Investing

If You Invested $1,000 In WalMart 20 Years Ago, Here's How Much You'd Have Today

A Walmart Supercenter cart sits outside of the store
Joe Raedle / Getty Images News via Getty Images

Everything about Walmart is gigantic. By revenue, it’s the largest retailer on earth. Bigger than Costco (Nasdaq: COST), Amazon (Nasdaq: AMZN), and Target (NYSE:TGT). The company operates more than 10,000 stores, employs over 2,300,000 people, and over the long run has been one of the greatest investments of all time. 

Recently, we looked at how much $1,000 invested in Walmart 30 years ago was worth today. For those lucky investors who purchased three decades ago, they’d have turned $1,000 into nearly $13,000 today.
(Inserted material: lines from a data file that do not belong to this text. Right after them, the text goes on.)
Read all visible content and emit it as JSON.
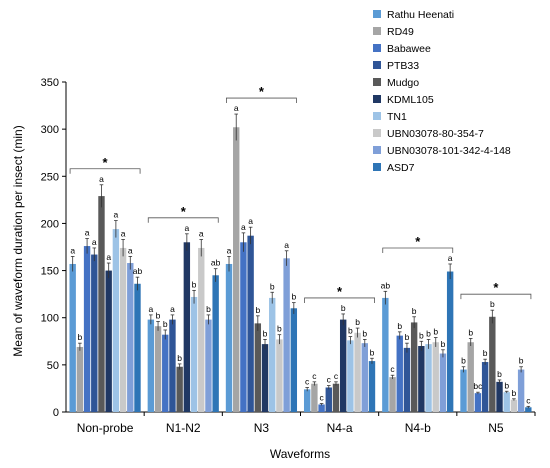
{
  "chart_data": {
    "type": "bar",
    "xlabel": "Waveforms",
    "ylabel": "Mean of waveform duration per insect (min)",
    "ylim": [
      0,
      350
    ],
    "yticks": [
      0,
      50,
      100,
      150,
      200,
      250,
      300,
      350
    ],
    "grid": false,
    "legend_position": "top-right",
    "significance_marker": "*",
    "categories": [
      "Non-probe",
      "N1-N2",
      "N3",
      "N4-a",
      "N4-b",
      "N5"
    ],
    "series": [
      {
        "name": "Rathu Heenati",
        "color": "#5b9bd5",
        "values": [
          157,
          98,
          157,
          24,
          121,
          45
        ],
        "errors": [
          8,
          5,
          8,
          2,
          7,
          3
        ],
        "letters": [
          "a",
          "a",
          "a",
          "c",
          "ab",
          "b"
        ]
      },
      {
        "name": "RD49",
        "color": "#a5a5a5",
        "values": [
          69,
          91,
          302,
          30,
          37,
          74
        ],
        "errors": [
          4,
          5,
          14,
          2,
          2,
          4
        ],
        "letters": [
          "b",
          "b",
          "a",
          "c",
          "c",
          "b"
        ]
      },
      {
        "name": "Babawee",
        "color": "#4472c4",
        "values": [
          176,
          82,
          180,
          8,
          81,
          20
        ],
        "errors": [
          8,
          5,
          10,
          1,
          4,
          1
        ],
        "letters": [
          "a",
          "b",
          "a",
          "c",
          "b",
          "bc"
        ]
      },
      {
        "name": "PTB33",
        "color": "#2f5597",
        "values": [
          167,
          98,
          187,
          26,
          68,
          53
        ],
        "errors": [
          7,
          5,
          9,
          2,
          5,
          3
        ],
        "letters": [
          "a",
          "a",
          "a",
          "c",
          "b",
          "b"
        ]
      },
      {
        "name": "Mudgo",
        "color": "#595959",
        "values": [
          229,
          48,
          94,
          30,
          95,
          101
        ],
        "errors": [
          12,
          3,
          8,
          2,
          6,
          7
        ],
        "letters": [
          "a",
          "b",
          "b",
          "c",
          "b",
          "b"
        ]
      },
      {
        "name": "KDML105",
        "color": "#203864",
        "values": [
          150,
          180,
          72,
          98,
          70,
          32
        ],
        "errors": [
          8,
          9,
          5,
          6,
          5,
          2
        ],
        "letters": [
          "a",
          "a",
          "b",
          "b",
          "b",
          "b"
        ]
      },
      {
        "name": "TN1",
        "color": "#9dc3e6",
        "values": [
          194,
          122,
          121,
          76,
          72,
          21
        ],
        "errors": [
          9,
          7,
          6,
          4,
          5,
          1
        ],
        "letters": [
          "a",
          "b",
          "b",
          "b",
          "b",
          "b"
        ]
      },
      {
        "name": "UBN03078-80-354-7",
        "color": "#c9c9c9",
        "values": [
          174,
          174,
          77,
          84,
          74,
          13
        ],
        "errors": [
          9,
          9,
          5,
          5,
          5,
          1
        ],
        "letters": [
          "a",
          "a",
          "b",
          "b",
          "b",
          "b"
        ]
      },
      {
        "name": "UBN03078-101-342-4-148",
        "color": "#7f9fd8",
        "values": [
          158,
          98,
          163,
          73,
          62,
          45
        ],
        "errors": [
          7,
          5,
          8,
          4,
          4,
          3
        ],
        "letters": [
          "a",
          "b",
          "a",
          "b",
          "b",
          "b"
        ]
      },
      {
        "name": "ASD7",
        "color": "#2e75b6",
        "values": [
          136,
          145,
          110,
          54,
          149,
          5
        ],
        "errors": [
          7,
          7,
          6,
          3,
          8,
          1
        ],
        "letters": [
          "ab",
          "ab",
          "b",
          "b",
          "a",
          "c"
        ]
      }
    ]
  }
}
But the path was bumpy, filled with volatility, big gains, losses, and over a decade with 0% returns. With ten fewer years to smooth out the performance, let’s see how investors would have done had they invested $1,000 in Walmart 20 years ago. 

$1,000 Invested in Walmart 20 Years ago…

Source: Calculation By Author

Shockingly, if you’d invested $1,000 in Walmart 20 years ago you’d have $3,112 today. This compares to $4,550 if you’d invested in the S&P 500 instead. The first thing that jumps out is the difference between Walmart’s 20 and 30 year performance. Over two decades the company has lost handily to the S&P 500, but over 30 years it’s crushed it.
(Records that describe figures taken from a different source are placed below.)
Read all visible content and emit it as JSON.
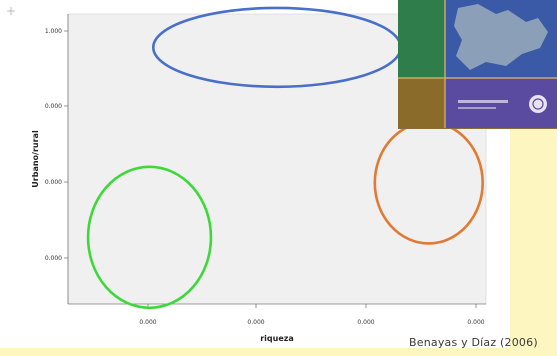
{
  "slide": {
    "citation": "Benayas y Díaz (2006)",
    "corner_mark": "+",
    "background_color": "#fdf6c0"
  },
  "chart_data": {
    "type": "scatter",
    "title": "",
    "xlabel": "riqueza",
    "ylabel": "Urbano/rural",
    "x_ticks": [
      "0.000",
      "0.000",
      "0.000",
      "0.000"
    ],
    "y_ticks": [
      "1.000",
      "0.000",
      "0.000",
      "0.000"
    ],
    "plot_background": "#f0f0f0",
    "grid": false,
    "groups": [
      {
        "color": "#4a6fc8",
        "x_center": 0.5,
        "y_center": 0.885,
        "x_radius": 0.296,
        "y_radius": 0.136
      },
      {
        "color": "#e07a34",
        "x_center": 0.863,
        "y_center": 0.418,
        "x_radius": 0.129,
        "y_radius": 0.209
      },
      {
        "color": "#3fd83a",
        "x_center": 0.195,
        "y_center": 0.23,
        "x_radius": 0.147,
        "y_radius": 0.243
      }
    ]
  },
  "book_cover": {
    "colors": [
      "#2e7d4a",
      "#3a5aa8",
      "#8a6b2a",
      "#5a4aa0"
    ]
  }
}
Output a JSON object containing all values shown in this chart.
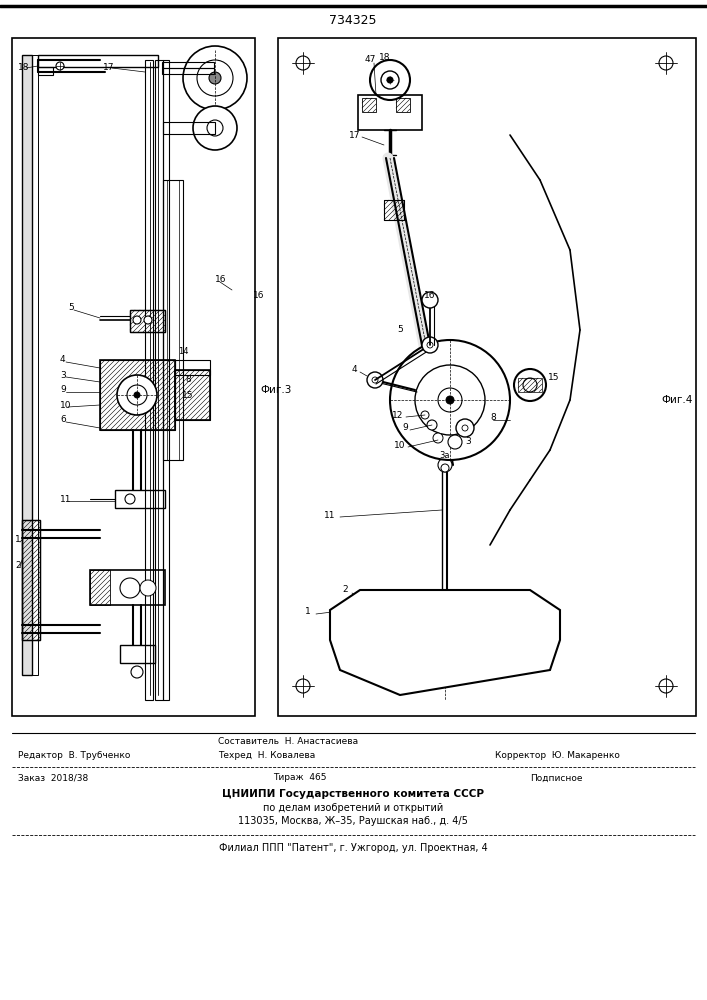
{
  "patent_number": "734325",
  "bg_color": "#ffffff",
  "fig_width": 7.07,
  "fig_height": 10.0,
  "footer": {
    "editor": "Редактор  В. Трубченко",
    "composer": "Составитель  Н. Анастасиева",
    "techred": "Техред  Н. Ковалева",
    "corrector": "Корректор  Ю. Макаренко",
    "order": "Заказ  2018/38",
    "print_run": "Тираж  465",
    "subscription": "Подписное",
    "org": "ЦНИИПИ Государственного комитета СССР",
    "org2": "по делам изобретений и открытий",
    "address": "113035, Москва, Ж–35, Раушская наб., д. 4/5",
    "branch": "Филиал ППП \"Патент\", г. Ужгород, ул. Проектная, 4"
  }
}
While this doesn’t include dividends, or dividend reinvestments for either investment, one thing is clear: a decade can make a huge difference! Let’s take a closer look. 

Why Did Walmart Underperform So Badly?

What explains Walmart’s 20 year performance, and why it differs so much from it’s 30 year? A few things jump out.
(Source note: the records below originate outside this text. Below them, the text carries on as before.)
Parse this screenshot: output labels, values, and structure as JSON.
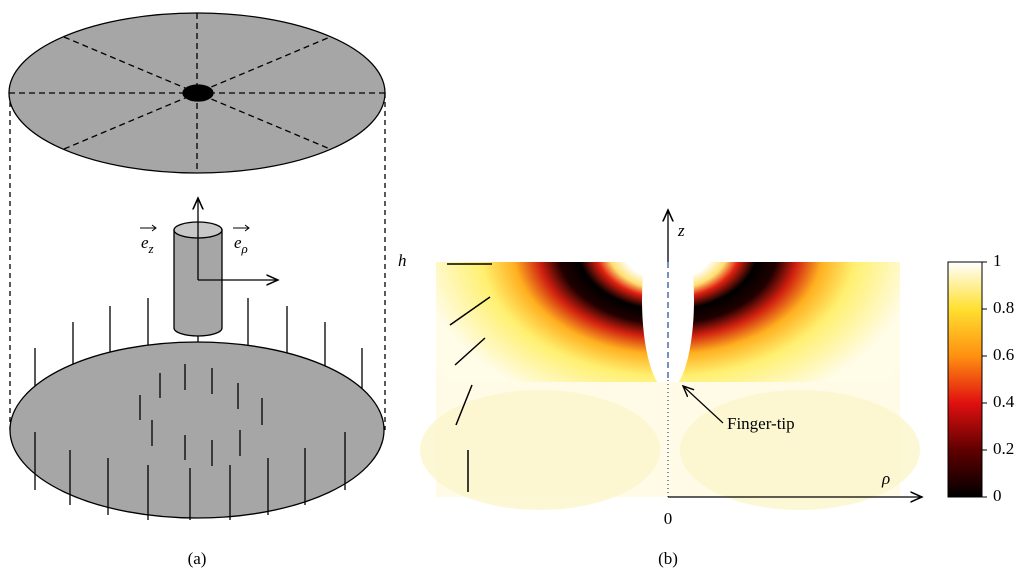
{
  "panel_a": {
    "caption": "(a)",
    "ez": {
      "symbol": "e",
      "subscript": "z"
    },
    "erho": {
      "symbol": "e",
      "subscript": "ρ"
    }
  },
  "panel_b": {
    "caption": "(b)",
    "height_label": "h",
    "z_label": "z",
    "rho_label": "ρ",
    "origin_label": "0",
    "annotation": "Finger-tip"
  },
  "colorbar": {
    "lim": [
      0,
      1
    ],
    "ticks": [
      0,
      0.2,
      0.4,
      0.6,
      0.8,
      1
    ]
  }
}
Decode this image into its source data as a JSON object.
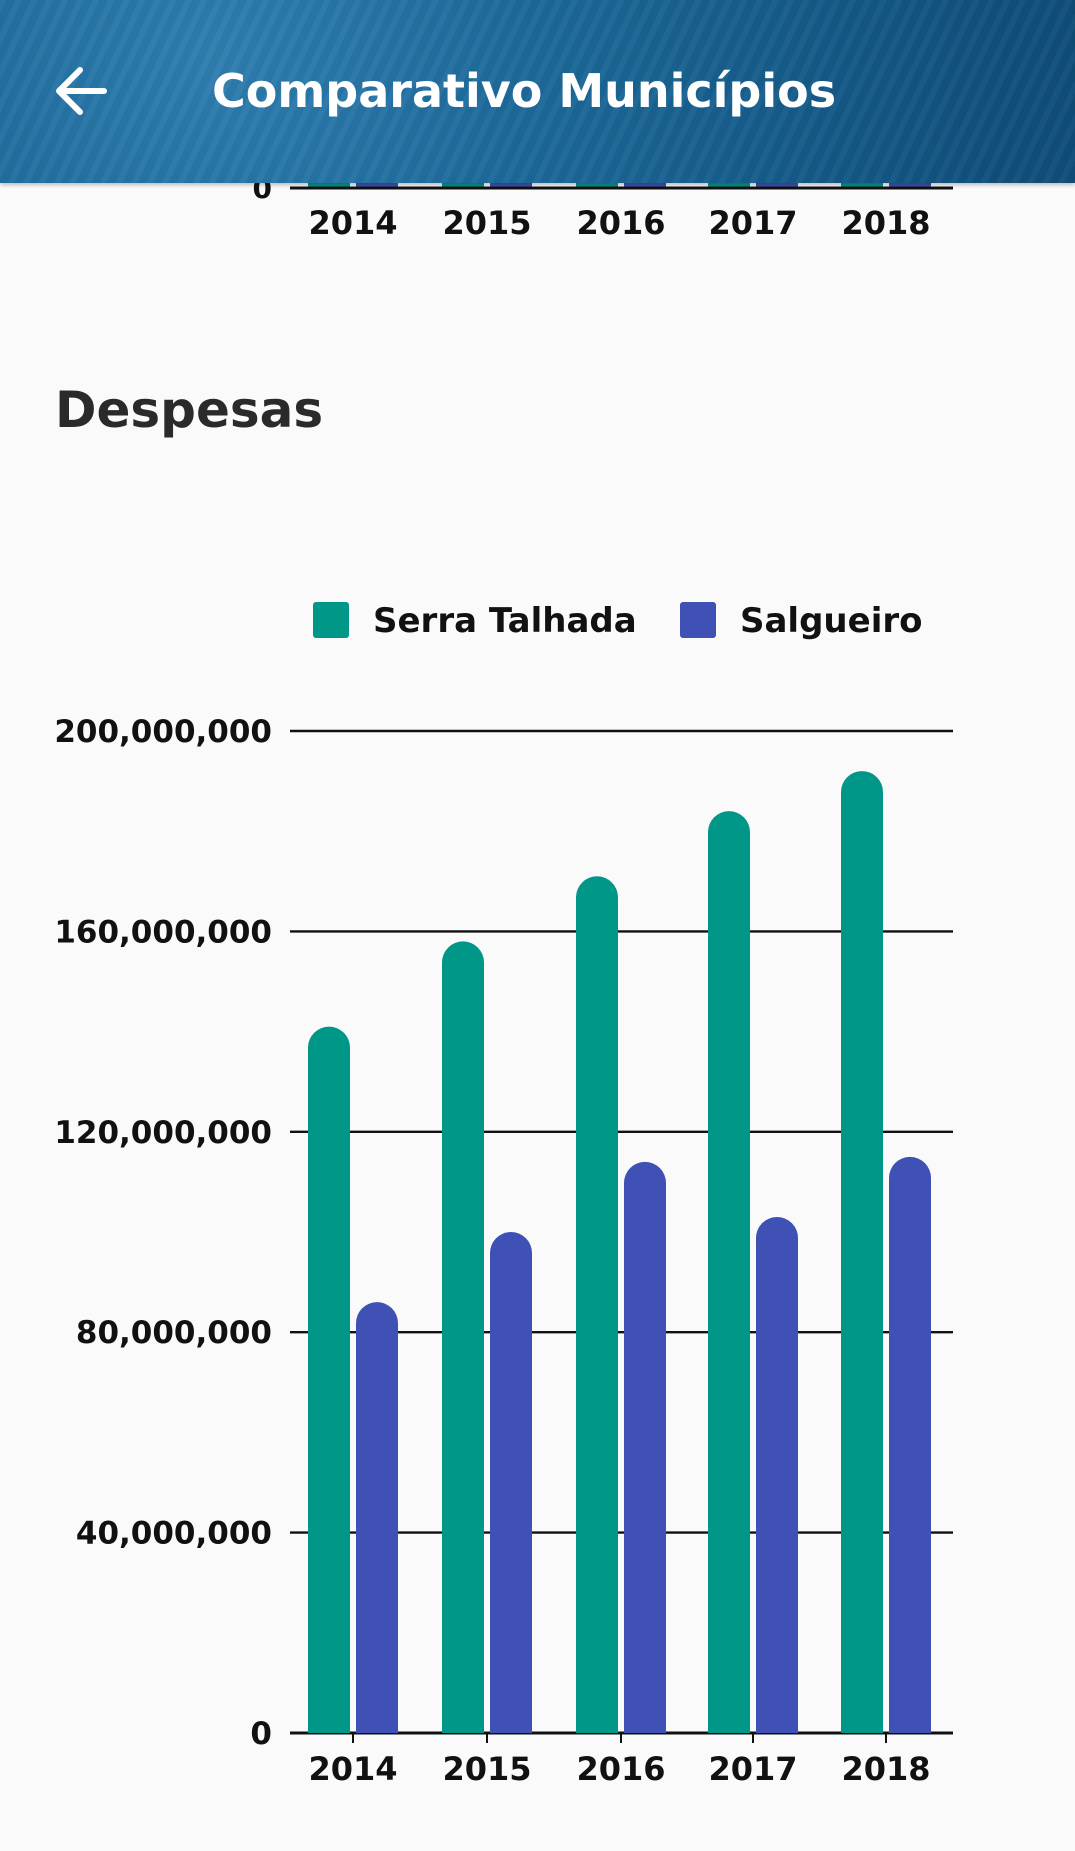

  • Starting 20 years ago, shares in Walmart languished and couldn’t find a consistently positive return until the very end of 2011
  • That seven year stretch included the great financial crisis, recession, and a challenging environment for consumers
  • The market, due to the volatility above, heavily repriced the multiple it was willing to pay for Walmart
  • In 2004 investors were willing to pay paying roughly 18x enterprise value to EBIT, in 2011 that has shrunk to only 9x

This last point is the most important. While Walmart the investment may have been a poor performer for roughly 7 years, Walmart the company was continuing to grow. In 2004 the company’s net income was $9 billion. By the end of 2011 it was $16.4 billion, and yet investors lost money because their appetite for the multiple they were willing to pay for those earnings changed. 

Even a fantastic company can underperform if you buy when shares are expensive. Knowing exactly when shares are overpriced is tricky though. Fellow retailer Amazon looked expensive for decades, but the company was able to grow enough to justify the multiple, and investors ended up doing just fine. 

What Next?

So what are the lessons for investors today? First, patience. Even an investment that loses to the market for 20 years can end up trouncing it over 30. Whatever your time horizon is on your positions, try and extend it. Second, valuation matters. Be mindful of the multiple you’re willing to pay for shares in a company, even a world class one, because if things don’t go as planned (or better) it can take awhile to catch up. Third, buying an index fund like the S&P 500 can still work out just fine.